Embora existam os registros policiais, conforme a titular da Delegacia de Atendimento à Mulher, Maria Pontes, a suspeita não procurou a especializada em nenhum dos episódios de violência. "Não há solicitação de medida protetiva ou formalização da denúncia. Se ela tivesse nos procurado, teríamos feito a investigação e dado todo o apoio a ela, talvez esta barbaridade não tivesse ocorrido", afirmou, chamando a atenção para o fato de que muitas mulheres desistem de dar continuidade às denúncias. Segundo a delegada, o volume de ocorrências recebidas é muito grande, porém, "é difícil investigar todos os casos ao mesmo tempo. Quando a mulher está se sentindo acuada, está sendo ameaçada, precisa nos procurar, temos um aparato multidisciplinar para atendê-la. Se não tiver cooperação da vítima, fica difícil agirmos".
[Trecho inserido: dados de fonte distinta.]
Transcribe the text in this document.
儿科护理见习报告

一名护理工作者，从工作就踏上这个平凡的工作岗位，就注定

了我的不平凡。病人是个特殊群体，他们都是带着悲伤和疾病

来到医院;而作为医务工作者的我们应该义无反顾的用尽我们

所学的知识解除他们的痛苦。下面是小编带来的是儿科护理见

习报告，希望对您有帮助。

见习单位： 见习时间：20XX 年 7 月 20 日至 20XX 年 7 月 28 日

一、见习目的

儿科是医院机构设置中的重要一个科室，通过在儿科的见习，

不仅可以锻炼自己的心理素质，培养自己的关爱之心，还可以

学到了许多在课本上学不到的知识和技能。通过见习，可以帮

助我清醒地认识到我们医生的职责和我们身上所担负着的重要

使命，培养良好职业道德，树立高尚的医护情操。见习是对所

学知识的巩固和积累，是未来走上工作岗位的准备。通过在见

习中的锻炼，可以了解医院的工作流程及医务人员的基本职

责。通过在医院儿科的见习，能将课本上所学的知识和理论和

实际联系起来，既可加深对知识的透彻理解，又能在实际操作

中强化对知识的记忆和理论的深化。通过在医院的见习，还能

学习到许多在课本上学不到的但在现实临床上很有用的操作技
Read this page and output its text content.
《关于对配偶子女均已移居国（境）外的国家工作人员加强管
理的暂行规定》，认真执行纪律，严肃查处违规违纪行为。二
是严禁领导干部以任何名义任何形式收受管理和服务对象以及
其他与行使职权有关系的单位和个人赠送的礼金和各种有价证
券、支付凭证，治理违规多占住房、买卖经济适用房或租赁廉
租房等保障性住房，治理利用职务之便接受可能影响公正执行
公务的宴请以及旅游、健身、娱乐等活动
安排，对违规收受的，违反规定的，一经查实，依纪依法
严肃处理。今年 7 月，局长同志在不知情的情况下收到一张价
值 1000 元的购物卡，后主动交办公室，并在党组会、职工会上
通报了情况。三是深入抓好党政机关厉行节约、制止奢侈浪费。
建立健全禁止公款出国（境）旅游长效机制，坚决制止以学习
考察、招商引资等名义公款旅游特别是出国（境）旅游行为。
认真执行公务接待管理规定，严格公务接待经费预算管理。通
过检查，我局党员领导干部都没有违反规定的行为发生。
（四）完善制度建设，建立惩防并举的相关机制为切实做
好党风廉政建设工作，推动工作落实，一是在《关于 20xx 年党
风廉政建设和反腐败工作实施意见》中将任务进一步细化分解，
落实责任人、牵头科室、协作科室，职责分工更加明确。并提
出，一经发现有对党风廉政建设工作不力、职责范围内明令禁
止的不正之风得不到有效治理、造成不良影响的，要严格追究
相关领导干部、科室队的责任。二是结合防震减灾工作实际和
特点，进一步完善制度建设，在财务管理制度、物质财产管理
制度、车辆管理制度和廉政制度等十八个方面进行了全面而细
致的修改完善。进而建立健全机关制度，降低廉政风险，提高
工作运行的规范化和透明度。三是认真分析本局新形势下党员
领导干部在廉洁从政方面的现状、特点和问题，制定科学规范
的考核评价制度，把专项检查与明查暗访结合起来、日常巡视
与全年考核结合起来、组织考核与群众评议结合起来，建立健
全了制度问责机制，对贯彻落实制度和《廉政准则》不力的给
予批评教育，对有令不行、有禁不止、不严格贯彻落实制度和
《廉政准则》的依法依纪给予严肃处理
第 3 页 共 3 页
Segundo informações do boletim de ocorrência relacionado ao homicídio, a mulher relatou que, por volta das 18h30 de segunda-feira, havia discutido com Marcus, afirmando serem recorrentes as brigas do casal. Cerca de meia hora depois, ela teria recebido um amigo em casa e consumido cerveja até por volta das 22h30, quando o visitante deixou o local. Em seguida, teria acontecido uma nova discussão. Já às 23h10, conforme o relato à PM, o homem já estava dormindo e foi atacado pelos golpes de marreta até a morte. A mulher afirmou à polícia que a garota de 9 anos e o menino de 3, filhos do casal, estavam dormindo durante o ocorrido. As crianças ficaram sob a guarda de parentes. Na delegacia, ela teve o flagrante confirmado por homicídio qualificado por meio cruel. O caso seguiu para investigação na especializada de Homicídios e Antidrogas. Segundo o delegado Armando Avolio, até a tarde desta quarta-feira (26), o inquérito não havia sido remetido a ele.